Carter MJ & Fife CE. Clinic visit frequency in wound care matters: data from the US wound registry. Journal of Wound Care 2017;26(Sup1):S4–S10. doi:10.12968/jowc.2017.26.Sup1.S4
This study sought to validate the conclusions of a prior study that found that clinic visit frequency was associated with improved wound healing rates. Extracting data from the US Wound Registry, the presence of an effect and its size from clinic visitation frequency was investigated. The study considered patients with a diabetic foot ulcer (n=39, 750) who had visited one of the 115 clinics contributing to the registry on more than one occasion between 2007 and 2013. Analysis considered visit frequency as well as other known variables associated with wound healing to predict time to wound healing using a Cox regression model.
Predictors of faster wound healing included wounds of shorter duration, more frequent clinic visits, treatment with hyperbaric oxygen therapy, treatment with negative pressure wound therapy, fewer prior diabetic foot ulcers, smaller initial wound area, less prior amputation, lower Wagner grade, as well as treatment with Regranex, dermagraft, and smaller initial wound depth. The effect of clinic visit frequency was determined to be 0.14, which is considered a small to medium effect size. The hazard ratio of not healing was notably lower in wounds seen at least fortnightly (HR=0.098) compared to wounds seen either once every 2–4 weeks (HR=0.32) or 4–7.5 weeks (HR=0.40). A variety of reasons are speculated by the authors as contributing to the association between clinic visit frequency and wound healing, including the benefits of regular monitoring, debridement, and care, as well as reflecting client engagement and the psychosocial benefits of clinic attendance.

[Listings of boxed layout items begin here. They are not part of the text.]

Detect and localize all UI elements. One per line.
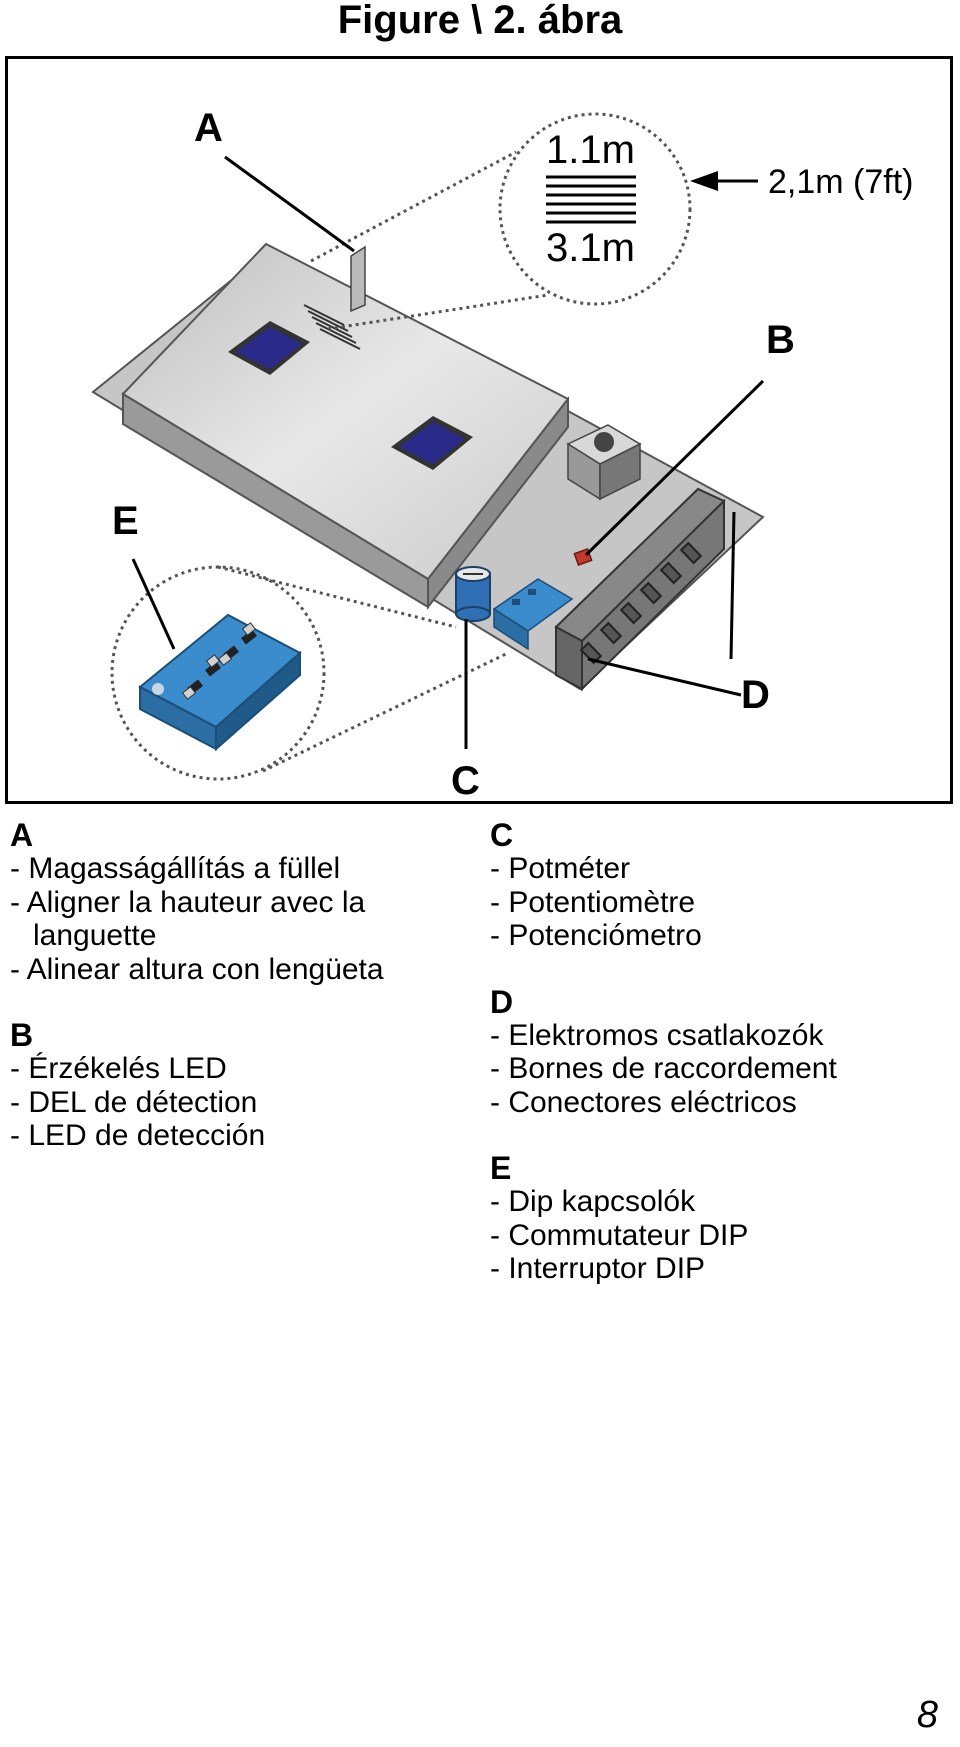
height-annotation: 2,1m (7ft) — [768, 163, 913, 201]
label-a: A — [194, 106, 223, 150]
terminal-block — [554, 487, 726, 692]
height-scale — [303, 304, 361, 350]
legend-section-e: E - Dip kapcsolók - Commutateur DIP - In… — [490, 1151, 950, 1286]
height-arrow — [690, 171, 758, 191]
legend-item: - Commutateur DIP — [490, 1218, 749, 1252]
label-d: D — [741, 673, 770, 717]
figure-frame: 1.1m 3.1m — [5, 56, 953, 804]
leader-a — [224, 155, 355, 253]
zoom-top-label: 1.1m — [546, 128, 635, 172]
legend-left-column: A - Magasságállítás a füllel - Aligner l… — [10, 818, 480, 1185]
legend-item: - Potméter — [490, 852, 631, 885]
leader-e — [131, 558, 176, 650]
page-title: Figure \ 2. ábra — [337, 0, 623, 42]
zoom-callout-top: 1.1m 3.1m — [310, 112, 692, 331]
page-number: 8 — [916, 1694, 938, 1736]
label-c: C — [451, 759, 480, 801]
legend-item: - DEL de détection — [10, 1085, 258, 1119]
legend-item: - Aligner la hauteur avec la languette — [10, 885, 366, 953]
legend-letter-a: A — [10, 817, 34, 853]
legend-right-column: C - Potméter - Potentiomètre - Potencióm… — [490, 818, 950, 1318]
legend-letter-d: D — [490, 983, 514, 1020]
legend-letter-e: E — [490, 1150, 512, 1186]
legend-item: - Alinear altura con lengüeta — [10, 952, 384, 986]
leader-d2 — [587, 657, 742, 697]
legend-item: - Elektromos csatlakozók — [490, 1018, 824, 1052]
height-tab — [350, 245, 366, 313]
legend-item: - Interruptor DIP — [490, 1252, 706, 1285]
legend-letter-b: B — [10, 1017, 34, 1053]
potentiometer — [455, 566, 491, 622]
legend-section-c: C - Potméter - Potentiomètre - Potencióm… — [490, 818, 950, 953]
legend-section-a: A - Magasságállítás a füllel - Aligner l… — [10, 818, 480, 986]
leader-b — [584, 379, 765, 557]
sensor-window-1 — [228, 321, 310, 375]
sensor-window-2 — [391, 416, 473, 470]
legend-item: - Potentiomètre — [490, 885, 696, 919]
pcb-diagram: 1.1m 3.1m — [91, 106, 913, 801]
legend-item: - Érzékelés LED — [10, 1052, 227, 1085]
legend-item: - Magasságállítás a füllel — [10, 852, 341, 885]
legend-item: - LED de detección — [10, 1119, 266, 1152]
legend-item: - Bornes de raccordement — [490, 1052, 837, 1085]
legend-section-b: B - Érzékelés LED - DEL de détection - L… — [10, 1018, 480, 1153]
zoom-bottom-label: 3.1m — [546, 226, 635, 270]
dip-switch-small — [492, 578, 574, 651]
legend-item: - Potenciómetro — [490, 919, 702, 952]
legend-item: - Conectores eléctricos — [490, 1085, 797, 1119]
push-button — [566, 424, 642, 501]
legend-letter-c: C — [490, 817, 514, 853]
legend-section-d: D - Elektromos csatlakozók - Bornes de r… — [490, 985, 950, 1120]
leader-d1 — [729, 511, 736, 660]
zoom-callout-dip — [110, 565, 509, 781]
legend-item: - Dip kapcsolók — [490, 1185, 696, 1218]
label-e: E — [112, 499, 139, 543]
label-b: B — [766, 318, 795, 362]
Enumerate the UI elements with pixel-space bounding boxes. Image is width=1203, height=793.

The authors concluded by recommending at least fortnightly clinic visits by clients to optimise their wound healing outcomes. Additionally, the authors note the relevance of clinic visits’ frequency in clinical studies, suggesting the importance of standardising the treatment protocol for frequency of clinical care. Alternatively, monitoring and statistically controlling for the frequency of clinic visits should be pursued. What is lacking from this research study is an understanding of alternative modes of care that may be engaged in concurrently or as an alternative to clinic care, including home care visits and self-management. A study examining care in combination with and across different settings would extend the knowledge obtained from this research.
Ding S, Lin F, Marshall AP & Gillespie BM. Nurses’ practice in preventing postoperative wound infections: an observational study. Journal of Wound Care 2017;26(1):28–37. doi:10.12968/jowc.2017.26.1.28
Surgical site infections (SSIs) are purported to be the most common of hospital-acquired infections, with prevalence particularly high in developing countries, and they have a concomitant impact on patient health and quality of life, length of hospital stay and healthcare costs. The authors of this paper cite systematic review evidence to suggest that more than half of all SSIs may be preventable if practice were to align with current evidence-based practice recommendations. This pilot study examined the alignment between practice and clinical guidelines, obtaining their data from prospective observational methods rather than survey or audit. The authors generated a data collection tool that distinguished elements of best practice recommendations derived from a variety of surgical wound management clinical guidelines. The tool itself was additionally piloted prior to use in the study and inter-rater reliability evaluation suggested good consistency between two raters (ICC=0.859).
The study was conducted in four surgical units at one Australian hospital. A convenience sample of 60 surgical nurses was observed attending to a dressing change for a surgical wound. There was strong alignment between actual practice and clinical guidelines for pre-procedure hand hygiene (95%) although post-procedure hand hygiene was less frequently attended (82%). The physical environment itself was appropriately established at all times to minimise risk of contamination (that is to say, uncluttered bedside, absence of urinals and so on). An aseptic field and sterile wound dressing kit was used in the majority of instances (85%).
Inconsistencies between practice and guidelines were more apparent in the use of correct aseptic, non-touch technique. Where clean gloves were indicated, only 62% of nurses used clean gloves correctly without touching the wound. In 38% of instances, glove selection or use errors were evident; either using no gloves at all (5%), clean gloves were used when sterile gloves were required (19%), or clean glove use was incorrect and contaminated the procedure (14%). Wound assessment documentation also appeared to be inconsistently attended. Wound assessments were typically documented in the patients’ progress notes (73%) and details of the wound presentation were scant. A hospital wound assessment documentation chart was used in only one-quarter of instances (25%) and included a substantial amount of missing content. Additionally, only 30% of patients received some wound care education regarding wound management post-discharge.
This study identified a number of inconsistencies between actual practice and recommendations for surgical wound management in clinical guidelines. As a pilot study, the research has generated a data collection tool and method for observing clinical practice that can be utilised in other services to further investigate the nature and scope of any inconsistencies and use these results to target initiatives to improve the translation of these guidelines.